2013 Mount Pleasant 1946 Vines Rosehill Vineyard Shiraz
From a parcel of Rosehill Vineyard that dates back to 1946. Elaborate retro-packaging includes a micro-printed tale of Mount Pleasant and legendary winemaker Maurice O’Shea and Rosehill; the font is as lacy as the wine is. It’s a solid look for a wine of prestige from Mount Pleasant. Anyway, the vineyard speaks for itself, so to speak.
Lacy is a word to be repeated here. Texture is satiny and very delicate, fine tat-work with a firmness and a tenderness at once. Bruised red fruits with a lemony tang of acidity bringing the wine to chalky, lengthy close. Oak back seat and barely-there cedar in character. Sits so evenly in the palate, very elegant, almost flat in the mouth and a coiled expression that feels very youthful and fresh, yet needing time to unravel. Fine architecture in this wine, succulence to savour. Pretty impressive; better soon or with time open. Drink 2016 - 2033.
Mike Bennie - The Wine Front (January 2015)
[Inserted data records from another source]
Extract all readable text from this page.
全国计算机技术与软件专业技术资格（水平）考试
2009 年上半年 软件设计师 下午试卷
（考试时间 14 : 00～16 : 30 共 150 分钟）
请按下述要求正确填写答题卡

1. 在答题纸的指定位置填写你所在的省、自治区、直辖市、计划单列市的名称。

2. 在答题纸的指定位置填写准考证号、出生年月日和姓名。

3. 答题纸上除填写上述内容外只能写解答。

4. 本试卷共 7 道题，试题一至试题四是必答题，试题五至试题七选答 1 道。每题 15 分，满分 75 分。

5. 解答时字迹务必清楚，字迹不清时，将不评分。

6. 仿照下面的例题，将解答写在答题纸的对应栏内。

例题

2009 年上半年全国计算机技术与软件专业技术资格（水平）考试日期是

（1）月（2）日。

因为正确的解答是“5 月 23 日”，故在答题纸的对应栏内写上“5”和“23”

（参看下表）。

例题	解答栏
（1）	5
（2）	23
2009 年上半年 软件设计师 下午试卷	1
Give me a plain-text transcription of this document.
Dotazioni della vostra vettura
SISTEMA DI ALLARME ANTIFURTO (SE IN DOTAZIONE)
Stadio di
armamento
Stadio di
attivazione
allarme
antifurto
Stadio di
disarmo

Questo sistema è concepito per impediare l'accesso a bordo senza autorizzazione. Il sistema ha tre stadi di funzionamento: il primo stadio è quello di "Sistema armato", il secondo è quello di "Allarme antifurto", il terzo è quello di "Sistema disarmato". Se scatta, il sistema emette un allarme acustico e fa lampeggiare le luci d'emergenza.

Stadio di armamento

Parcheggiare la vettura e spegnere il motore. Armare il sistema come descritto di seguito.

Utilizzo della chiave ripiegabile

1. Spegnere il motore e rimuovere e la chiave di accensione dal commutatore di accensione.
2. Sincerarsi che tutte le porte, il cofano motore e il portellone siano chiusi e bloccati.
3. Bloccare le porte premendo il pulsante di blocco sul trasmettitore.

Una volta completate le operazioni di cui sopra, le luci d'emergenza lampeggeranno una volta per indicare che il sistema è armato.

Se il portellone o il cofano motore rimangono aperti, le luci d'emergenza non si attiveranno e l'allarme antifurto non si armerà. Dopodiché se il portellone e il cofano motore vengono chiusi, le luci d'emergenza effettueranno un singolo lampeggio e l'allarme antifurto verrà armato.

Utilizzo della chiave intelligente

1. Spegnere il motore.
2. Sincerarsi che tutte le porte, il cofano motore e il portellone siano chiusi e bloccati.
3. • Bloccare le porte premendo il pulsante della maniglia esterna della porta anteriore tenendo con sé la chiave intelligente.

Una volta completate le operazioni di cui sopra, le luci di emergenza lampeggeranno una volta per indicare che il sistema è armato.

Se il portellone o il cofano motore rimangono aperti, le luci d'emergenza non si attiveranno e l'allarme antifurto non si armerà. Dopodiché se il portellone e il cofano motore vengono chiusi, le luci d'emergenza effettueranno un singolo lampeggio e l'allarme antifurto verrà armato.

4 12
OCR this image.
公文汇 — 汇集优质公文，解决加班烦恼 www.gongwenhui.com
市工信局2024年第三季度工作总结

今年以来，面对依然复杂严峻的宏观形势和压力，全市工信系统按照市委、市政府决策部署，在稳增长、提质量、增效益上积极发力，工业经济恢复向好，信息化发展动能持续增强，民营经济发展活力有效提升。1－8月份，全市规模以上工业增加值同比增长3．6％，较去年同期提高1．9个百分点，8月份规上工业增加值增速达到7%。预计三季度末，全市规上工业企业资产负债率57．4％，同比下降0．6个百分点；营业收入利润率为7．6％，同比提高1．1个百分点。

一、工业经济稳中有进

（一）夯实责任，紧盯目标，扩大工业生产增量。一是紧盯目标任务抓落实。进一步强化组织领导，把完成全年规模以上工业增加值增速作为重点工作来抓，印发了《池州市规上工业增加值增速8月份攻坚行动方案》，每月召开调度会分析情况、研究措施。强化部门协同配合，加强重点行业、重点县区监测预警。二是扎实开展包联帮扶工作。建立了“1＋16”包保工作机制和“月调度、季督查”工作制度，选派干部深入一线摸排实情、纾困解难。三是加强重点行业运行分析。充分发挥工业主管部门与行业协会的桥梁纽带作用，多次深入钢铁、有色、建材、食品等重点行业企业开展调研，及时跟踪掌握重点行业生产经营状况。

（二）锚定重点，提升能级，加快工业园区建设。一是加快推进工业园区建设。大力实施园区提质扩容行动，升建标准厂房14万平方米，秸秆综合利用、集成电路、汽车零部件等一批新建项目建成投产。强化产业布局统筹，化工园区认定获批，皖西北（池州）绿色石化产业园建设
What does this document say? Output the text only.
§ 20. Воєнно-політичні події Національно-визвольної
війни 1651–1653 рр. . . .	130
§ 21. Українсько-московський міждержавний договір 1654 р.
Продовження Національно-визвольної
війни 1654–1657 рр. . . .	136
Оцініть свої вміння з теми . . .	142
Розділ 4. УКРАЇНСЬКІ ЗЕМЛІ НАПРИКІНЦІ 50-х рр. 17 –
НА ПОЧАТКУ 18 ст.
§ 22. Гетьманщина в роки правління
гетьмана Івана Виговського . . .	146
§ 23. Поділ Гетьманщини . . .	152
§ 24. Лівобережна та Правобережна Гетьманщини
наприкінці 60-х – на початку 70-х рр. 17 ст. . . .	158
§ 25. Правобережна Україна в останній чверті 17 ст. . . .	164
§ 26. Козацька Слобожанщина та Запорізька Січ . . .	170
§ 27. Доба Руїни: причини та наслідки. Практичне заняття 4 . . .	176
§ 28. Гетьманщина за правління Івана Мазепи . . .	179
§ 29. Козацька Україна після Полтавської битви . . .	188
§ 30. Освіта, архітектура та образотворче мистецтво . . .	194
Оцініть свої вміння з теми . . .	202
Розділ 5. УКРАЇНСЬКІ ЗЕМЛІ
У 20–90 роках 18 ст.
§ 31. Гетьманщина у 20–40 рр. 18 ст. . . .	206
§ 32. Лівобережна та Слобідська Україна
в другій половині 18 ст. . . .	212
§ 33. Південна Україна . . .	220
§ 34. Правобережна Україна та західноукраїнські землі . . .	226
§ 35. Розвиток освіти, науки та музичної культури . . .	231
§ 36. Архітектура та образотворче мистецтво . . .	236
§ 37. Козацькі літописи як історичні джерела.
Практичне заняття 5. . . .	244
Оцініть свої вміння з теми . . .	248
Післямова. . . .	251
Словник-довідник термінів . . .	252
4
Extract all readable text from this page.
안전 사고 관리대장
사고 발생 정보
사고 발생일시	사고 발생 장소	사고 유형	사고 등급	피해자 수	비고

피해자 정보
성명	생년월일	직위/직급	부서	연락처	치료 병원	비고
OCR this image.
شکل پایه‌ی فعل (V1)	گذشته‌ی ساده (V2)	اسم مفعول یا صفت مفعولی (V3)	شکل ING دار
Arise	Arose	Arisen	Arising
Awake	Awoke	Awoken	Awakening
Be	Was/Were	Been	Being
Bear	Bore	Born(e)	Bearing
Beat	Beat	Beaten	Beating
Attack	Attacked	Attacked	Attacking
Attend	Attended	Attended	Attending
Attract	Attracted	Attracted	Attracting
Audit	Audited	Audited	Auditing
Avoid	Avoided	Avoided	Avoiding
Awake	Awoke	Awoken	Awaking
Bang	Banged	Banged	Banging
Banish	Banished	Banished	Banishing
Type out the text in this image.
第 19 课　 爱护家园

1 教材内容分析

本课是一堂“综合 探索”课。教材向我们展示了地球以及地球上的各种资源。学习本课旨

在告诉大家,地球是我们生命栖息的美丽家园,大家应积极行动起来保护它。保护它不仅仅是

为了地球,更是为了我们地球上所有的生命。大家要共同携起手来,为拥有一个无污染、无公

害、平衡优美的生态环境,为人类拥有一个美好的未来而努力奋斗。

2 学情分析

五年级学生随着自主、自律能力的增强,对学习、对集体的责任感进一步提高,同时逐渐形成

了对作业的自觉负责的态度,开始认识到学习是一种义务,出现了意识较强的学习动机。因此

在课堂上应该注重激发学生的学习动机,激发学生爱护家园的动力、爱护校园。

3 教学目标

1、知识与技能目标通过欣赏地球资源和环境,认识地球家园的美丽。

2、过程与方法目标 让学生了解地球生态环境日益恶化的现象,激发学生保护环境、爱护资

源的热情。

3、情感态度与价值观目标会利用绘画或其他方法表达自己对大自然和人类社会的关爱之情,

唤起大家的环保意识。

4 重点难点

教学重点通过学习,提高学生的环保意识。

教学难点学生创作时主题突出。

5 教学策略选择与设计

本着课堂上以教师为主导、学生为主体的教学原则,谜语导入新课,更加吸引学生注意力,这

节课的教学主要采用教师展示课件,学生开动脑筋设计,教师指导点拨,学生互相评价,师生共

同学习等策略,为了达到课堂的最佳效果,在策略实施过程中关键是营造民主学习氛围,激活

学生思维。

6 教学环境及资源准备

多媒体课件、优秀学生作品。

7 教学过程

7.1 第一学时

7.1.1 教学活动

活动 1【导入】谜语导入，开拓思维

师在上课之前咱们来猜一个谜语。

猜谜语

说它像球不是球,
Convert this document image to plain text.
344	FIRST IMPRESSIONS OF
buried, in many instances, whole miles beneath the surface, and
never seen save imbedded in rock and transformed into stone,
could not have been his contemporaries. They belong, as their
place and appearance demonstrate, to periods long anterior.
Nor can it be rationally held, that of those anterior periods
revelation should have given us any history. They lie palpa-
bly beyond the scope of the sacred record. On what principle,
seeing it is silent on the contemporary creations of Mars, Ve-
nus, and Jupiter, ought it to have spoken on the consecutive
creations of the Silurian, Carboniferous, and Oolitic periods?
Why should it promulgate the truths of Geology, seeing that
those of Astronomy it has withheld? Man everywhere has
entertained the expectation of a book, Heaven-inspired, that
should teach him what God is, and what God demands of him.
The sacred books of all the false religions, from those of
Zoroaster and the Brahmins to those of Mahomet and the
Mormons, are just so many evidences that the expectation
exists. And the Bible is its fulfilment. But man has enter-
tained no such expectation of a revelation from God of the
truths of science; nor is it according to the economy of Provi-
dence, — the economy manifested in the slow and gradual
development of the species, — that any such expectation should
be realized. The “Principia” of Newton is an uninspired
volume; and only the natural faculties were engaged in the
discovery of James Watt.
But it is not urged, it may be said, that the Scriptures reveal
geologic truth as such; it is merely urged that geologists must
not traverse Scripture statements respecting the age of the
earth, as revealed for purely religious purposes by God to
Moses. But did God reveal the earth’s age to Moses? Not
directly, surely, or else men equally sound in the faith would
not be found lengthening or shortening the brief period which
Charles King planted the Old Hill, but O'Shea recognised the same red volcanic soil on Rosehill; the impact of this wine is immediate and striking, its medium-bodied palate full of juicy red and black fruits which demand to be swallowed, not ejected. Rosehill wasn't given the care it deserved in prior decades, but better late than never. The 1880 Vines Old Hill is a cerebral wine, Rosehill goes straight to the heart. Drink by 2063.